VLBW was birth weight ≤1500 g.

Model 1; adjusted for plate n:o, sex, age.

Model 2; adjusted for plate n:o, sex, age, height, body mass index, mother’s smoking during pregnancy, mother’s age, father’s age, mother’s body mass index before pregnancy, and highest education of either parent.

Adjustment for folic acid use did not change the results (data not shown). In a subgroup with available data on body composition and adjustment for lean body mass instead of BMI and height, IGF2AS CpG3’s lower methylation fraction in VLBW compared to control subjects remained significant (P = 0.006). Other results also remained the same. Mode of delivery was not associated with methylation levels.

Of the covariates, age of the subject had a negative effect on methylation at IGF2AS CpG8 [–0.003 (95% CI –0.006, –0.001), P = 0.020], and mother’s smoking during pregnancy on IGF2_05 CpG7 [–0.019 (95% CI –0.034, –0.004), P = 0.014] and IGF2_05 CpG91011 [–0.017 (95%CI –0.032, –0.002), P = 0.031]. Other covariates did not have statistically significant effects on methylation fr actions (Table S1).

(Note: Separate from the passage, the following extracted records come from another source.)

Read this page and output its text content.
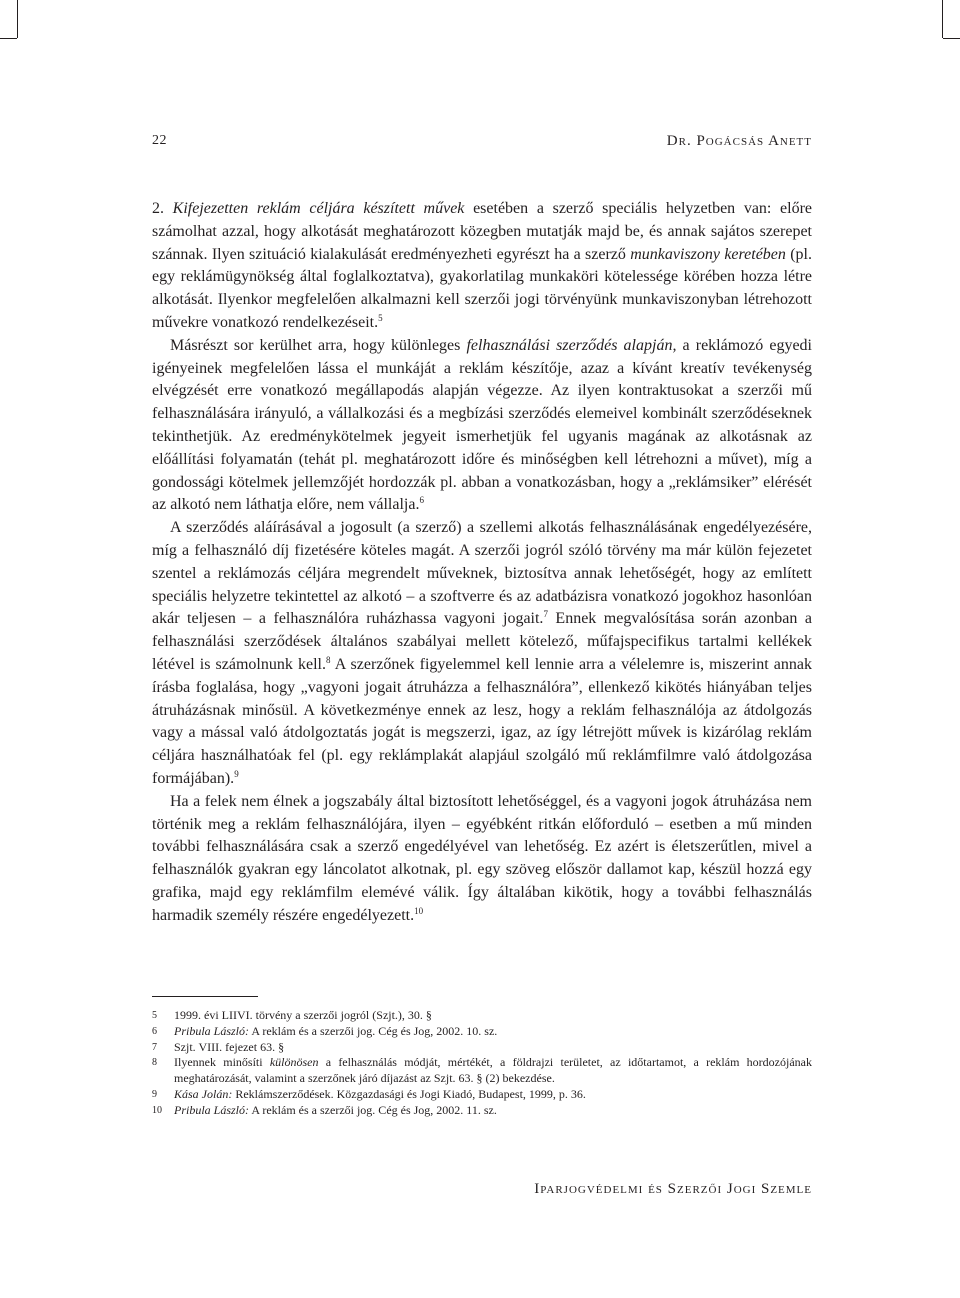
22	Dr. Pogácsás Anett

2. Kifejezetten reklám céljára készített művek esetében a szerző speciális helyzetben van: előre számolhat azzal, hogy alkotását meghatározott közegben mutatják majd be, és annak sajátos szerepet szánnak. Ilyen szituáció kialakulását eredményezheti egyrészt ha a szerző munkaviszony keretében (pl. egy reklámügynökség által foglalkoztatva), gyakorlatilag munkaköri kötelessége körében hozza létre alkotását. Ilyenkor megfelelően alkalmazni kell szerzői jogi törvényünk munkaviszonyban létrehozott művekre vonatkozó rendelkezéseit.$^5$

Másrészt sor kerülhet arra, hogy különleges felhasználási szerződés alapján, a reklámozó egyedi igényeinek megfelelően lássa el munkáját a reklám készítője, azaz a kívánt kreatív tevékenység elvégzését erre vonatkozó megállapodás alapján végezze. Az ilyen kontraktusokat a szerzői mű felhasználására irányuló, a vállalkozási és a megbízási szerződés elemeivel kombinált szerződéseknek tekinthetjük. Az eredménykötelmek jegyeit ismerhetjük fel ugyanis magának az alkotásnak az előállítási folyamatán (tehát pl. meghatározott időre és minőségben kell létrehozni a művet), míg a gondossági kötelmek jellemzőjét hordozzák pl. abban a vonatkozásban, hogy a „reklámsiker” elérését az alkotó nem láthatja előre, nem vállalja.$^6$

A szerződés aláírásával a jogosult (a szerző) a szellemi alkotás felhasználásának engedélyezésére, míg a felhasználó díj fizetésére köteles magát. A szerzői jogról szóló törvény ma már külön fejezetet szentel a reklámozás céljára megrendelt műveknek, biztosítva annak lehetőségét, hogy az említett speciális helyzetre tekintettel az alkotó – a szoftverre és az adatbázisra vonatkozó jogokhoz hasonlóan akár teljesen – a felhasználóra ruházhassa vagyoni jogait.$^7$ Ennek megvalósítása során azonban a felhasználási szerződések általános szabályai mellett kötelező, műfajspecifikus tartalmi kellékek létével is számolnunk kell.$^8$ A szerzőnek figyelemmel kell lennie arra a vélelemre is, miszerint annak írásba foglalása, hogy „vagyoni jogait átruházza a felhasználóra”, ellenkező kikötés hiányában teljes átruházásnak minősül. A következménye ennek az lesz, hogy a reklám felhasználója az átdolgozás vagy a mással való átdolgoztatás jogát is megszerzi, igaz, az így létrejött művek is kizárólag reklám céljára használhatóak fel (pl. egy reklámplakát alapjául szolgáló mű reklámfilmre való átdolgozása formájában).$^9$

Ha a felek nem élnek a jogszabály által biztosított lehetőséggel, és a vagyoni jogok átruházása nem történik meg a reklám felhasználójára, ilyen – egyébként ritkán előforduló – esetben a mű minden további felhasználására csak a szerző engedélyével van lehetőség. Ez azért is életszerűtlen, mivel a felhasználók gyakran egy láncolatot alkotnak, pl. egy szöveg először dallamot kap, készül hozzá egy grafika, majd egy reklámfilm elemévé válik. Így általában kikötik, hogy a további felhasználás harmadik személy részére engedélyezett.$^{10}$

5 1999. évi LIIVI. törvény a szerzői jogról (Szjt.), 30. §
6 Pribula László: A reklám és a szerzői jog. Cég és Jog, 2002. 10. sz.
7 Szjt. VIII. fejezet 63. §
8 Ilyennek minősíti különösen a felhasználás módját, mértékét, a földrajzi területet, az időtartamot, a reklám hordozójának meghatározását, valamint a szerzőnek járó díjazást az Szjt. 63. § (2) bekezdése.
9 Kása Jolán: Reklámszerződések. Közgazdasági és Jogi Kiadó, Budapest, 1999, p. 36.
10 Pribula László: A reklám és a szerzői jog. Cég és Jog, 2002. 11. sz.
Iparjogvédelmi és Szerzői Jogi Szemle
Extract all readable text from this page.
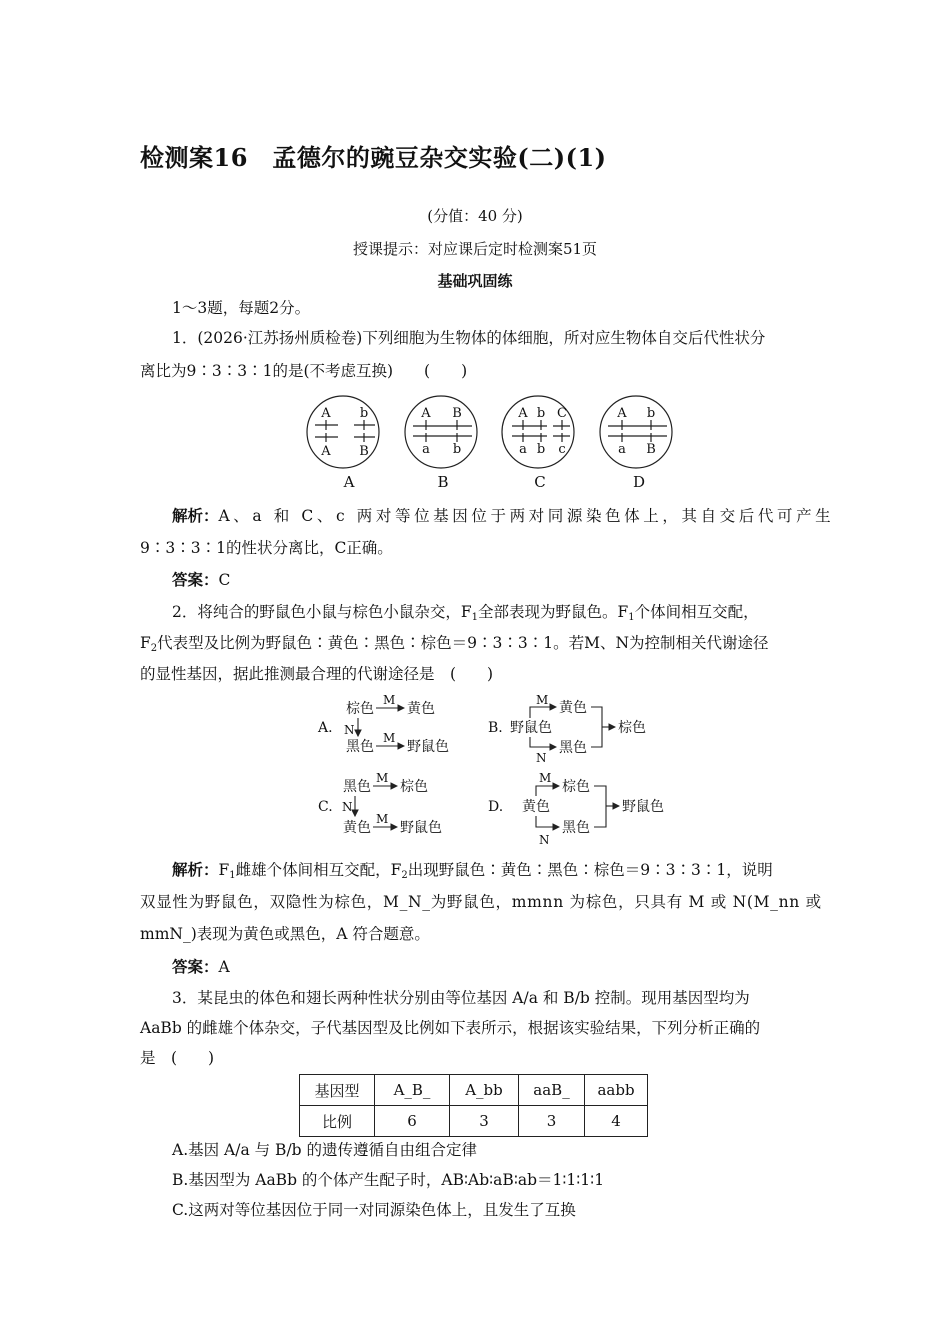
检测案16　孟德尔的豌豆杂交实验(二)(1)
(分值：40 分)
授课提示：对应课后定时检测案51页
基础巩固练
1～3题，每题2分。
1．(2026·江苏扬州质检卷)下列细胞为生物体的体细胞，所对应生物体自交后代性状分
离比为9∶3∶3∶1的是(不考虑互换)　　(　　)
A b
A B
A B
a b
A b C
a b c
A b
a B
A	B	C	D
解析：A、a 和 C、c 两对等位基因位于两对同源染色体上，其自交后代可产生
9∶3∶3∶1的性状分离比，C正确。
答案：C
2．将纯合的野鼠色小鼠与棕色小鼠杂交，$F_1$全部表现为野鼠色。$F_1$个体间相互交配，
$F_2$代表型及比例为野鼠色∶黄色∶黑色∶棕色＝9∶3∶3∶1。若M、N为控制相关代谢途径
的显性基因，据此推测最合理的代谢途径是　(　　)
A.
棕色
M
黄色
N
黑色
M
野鼠色
B. 野鼠色
M 黄色
N
黑色
棕色
C.
黑色
M
棕色
N
黄色
M
野鼠色
D. 黄色
M
棕色
N
黑色
野鼠色
解析：$F_1$雌雄个体间相互交配，$F_2$出现野鼠色∶黄色∶黑色∶棕色＝9∶3∶3∶1，说明
双显性为野鼠色，双隐性为棕色，M_N_为野鼠色，mmnn 为棕色，只具有 M 或 N(M_nn 或
mmN_)表现为黄色或黑色，A 符合题意。
答案：A
3．某昆虫的体色和翅长两种性状分别由等位基因 A/a 和 B/b 控制。现用基因型均为
AaBb 的雌雄个体杂交，子代基因型及比例如下表所示，根据该实验结果，下列分析正确的
是　(　　)
基因型	A_B_	A_bb	aaB_	aabb
比例	6	3	3	4
A.基因 A/a 与 B/b 的遗传遵循自由组合定律
B.基因型为 AaBb 的个体产生配子时，AB∶Ab∶aB∶ab＝1∶1∶1∶1
C.这两对等位基因位于同一对同源染色体上，且发生了互换
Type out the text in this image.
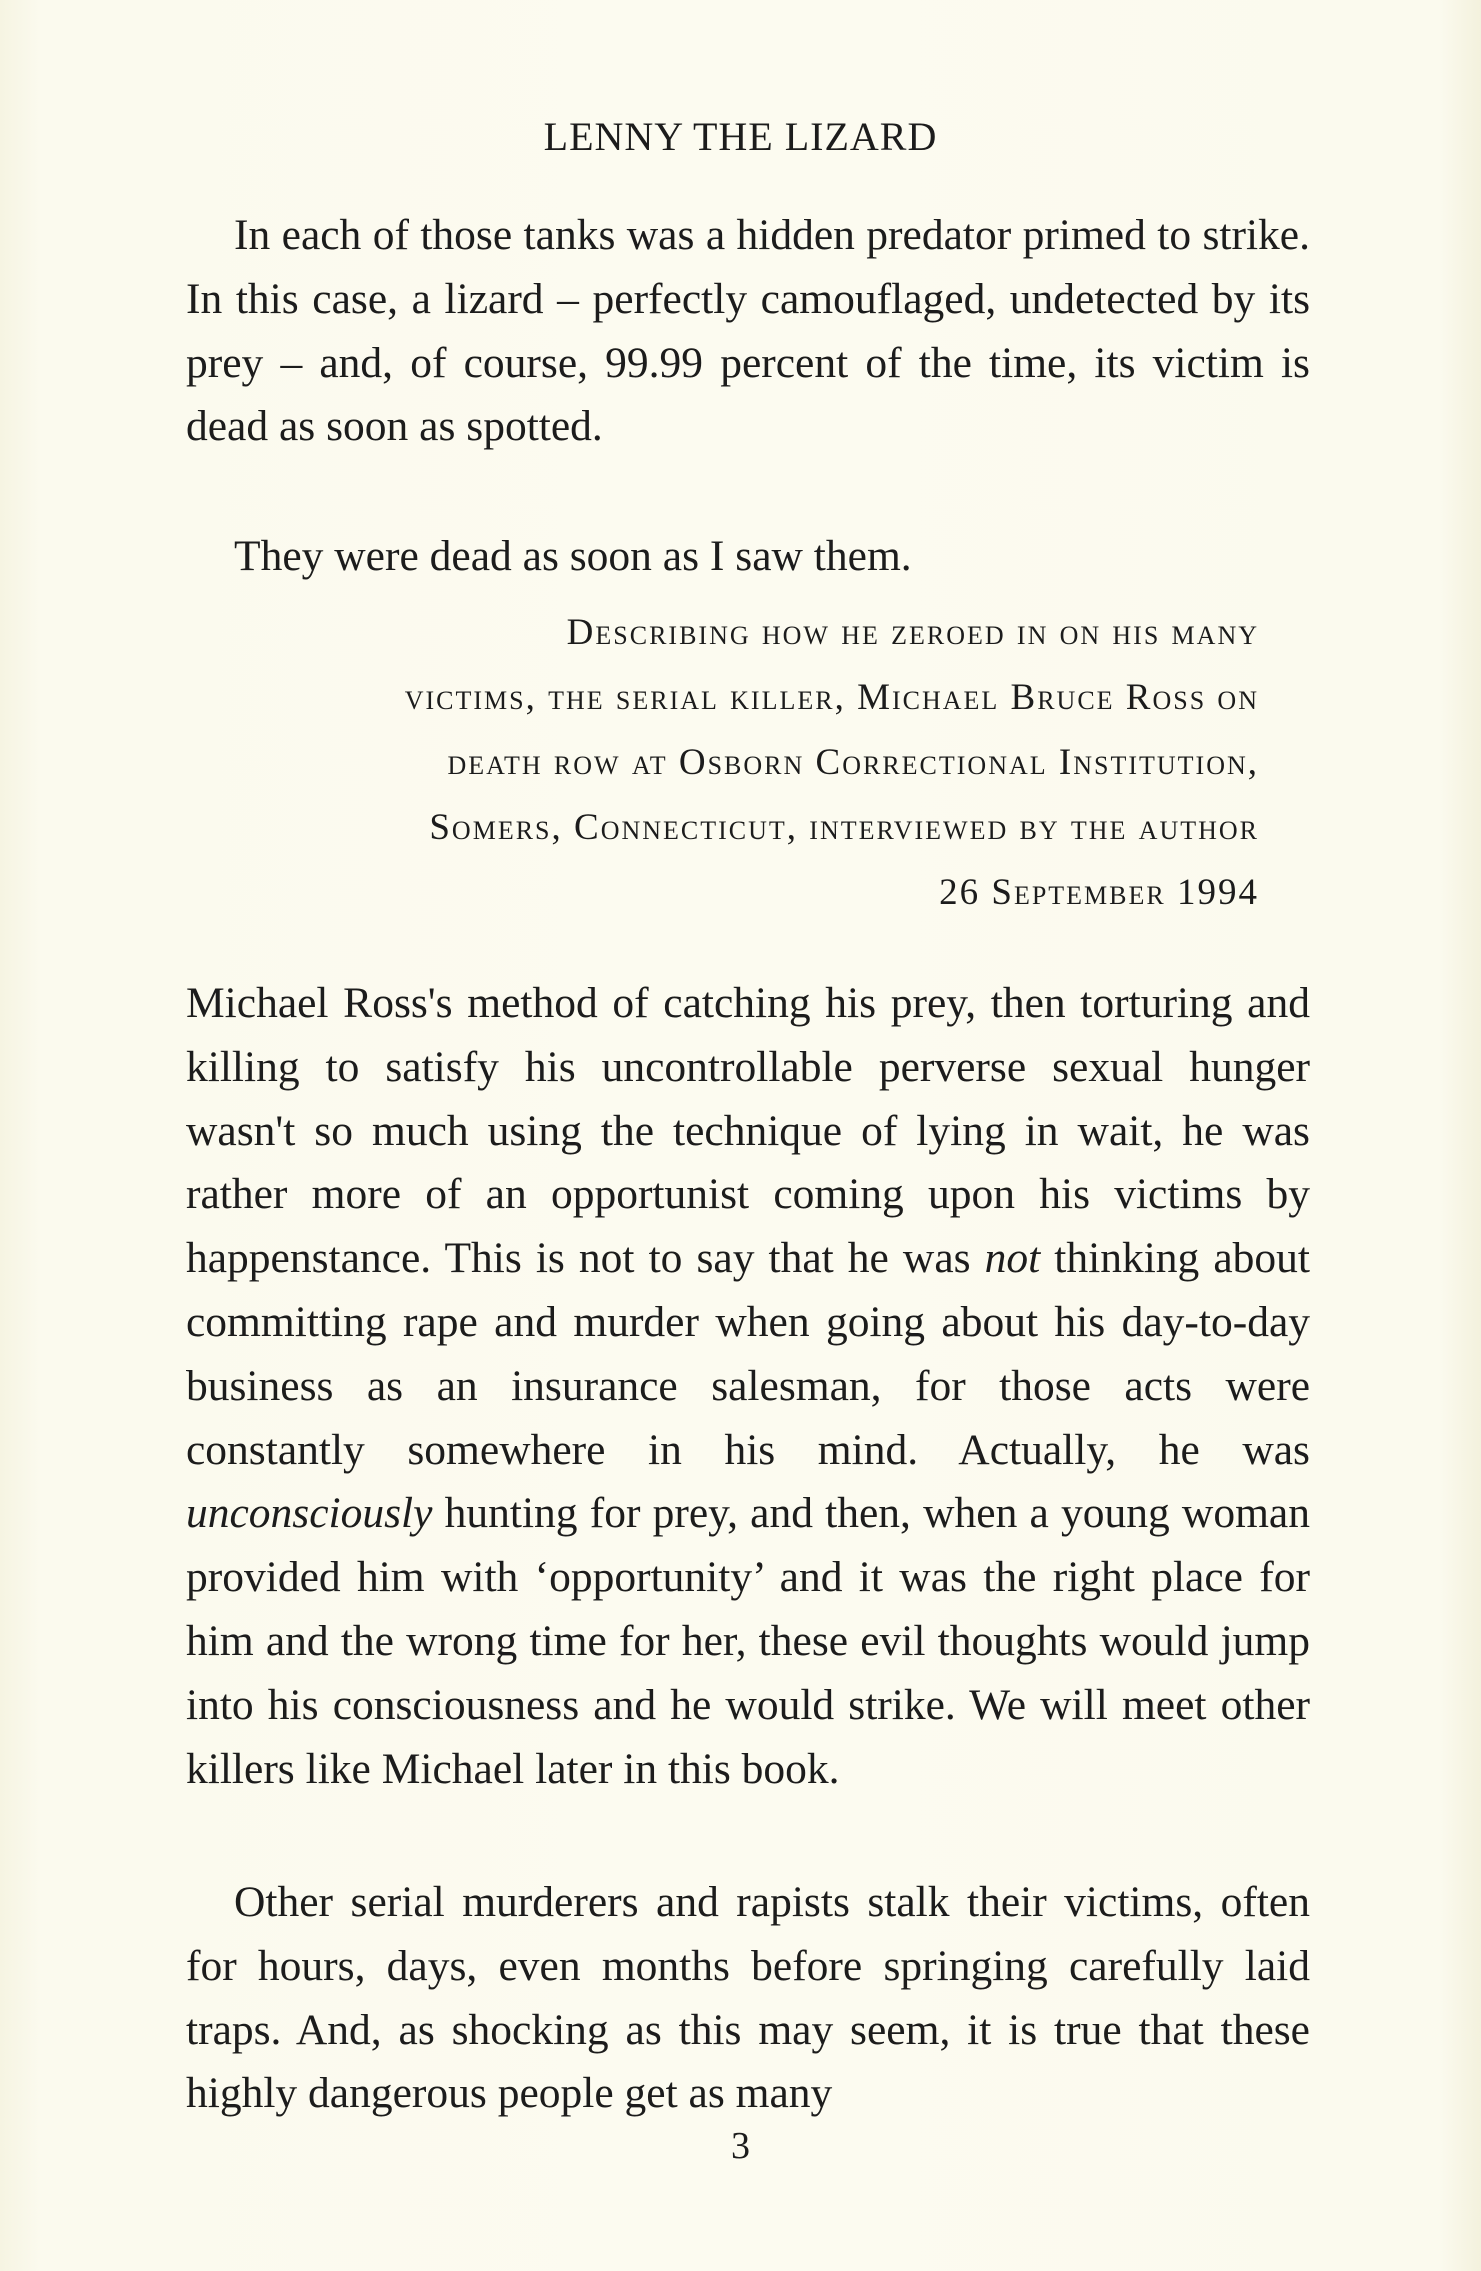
LENNY THE LIZARD

In each of those tanks was a hidden predator primed to strike. In this case, a lizard – perfectly camouflaged, undetected by its prey – and, of course, 99.99 percent of the time, its victim is dead as soon as spotted.

They were dead as soon as I saw them.
Describing how he zeroed in on his many
victims, the serial killer, Michael Bruce Ross on
death row at Osborn Correctional Institution,
Somers, Connecticut, interviewed by the author
26 September 1994

Michael Ross's method of catching his prey, then torturing and killing to satisfy his uncontrollable perverse sexual hunger wasn't so much using the technique of lying in wait, he was rather more of an opportunist coming upon his victims by happenstance. This is not to say that he was not thinking about committing rape and murder when going about his day-to-day business as an insurance salesman, for those acts were constantly somewhere in his mind. Actually, he was unconsciously hunting for prey, and then, when a young woman provided him with ‘opportunity’ and it was the right place for him and the wrong time for her, these evil thoughts would jump into his consciousness and he would strike. We will meet other killers like Michael later in this book.

Other serial murderers and rapists stalk their victims, often for hours, days, even months before springing carefully laid traps. And, as shocking as this may seem, it is true that these highly dangerous people get as many

3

We also tested whether adult size-related characteristics or glucose values in the 2-hour OGTT were associated with IGF2 methylation levels. Final height or adult BMI were not associated with methylation levels at IGF2 CpG units in our study. Neither were methylation levels associated with 2-hour glucose levels, but there was a statistically significant association between fasting glucose and methylation level at IGF2_05 CpG 12 (B = 1.004, 95%CI: 0.017 to 1.992, P =  0.046) and IGF2_05 CpG 34 (B = 0.957, 95%CI: 0.012 to 1.903, P = 0.047).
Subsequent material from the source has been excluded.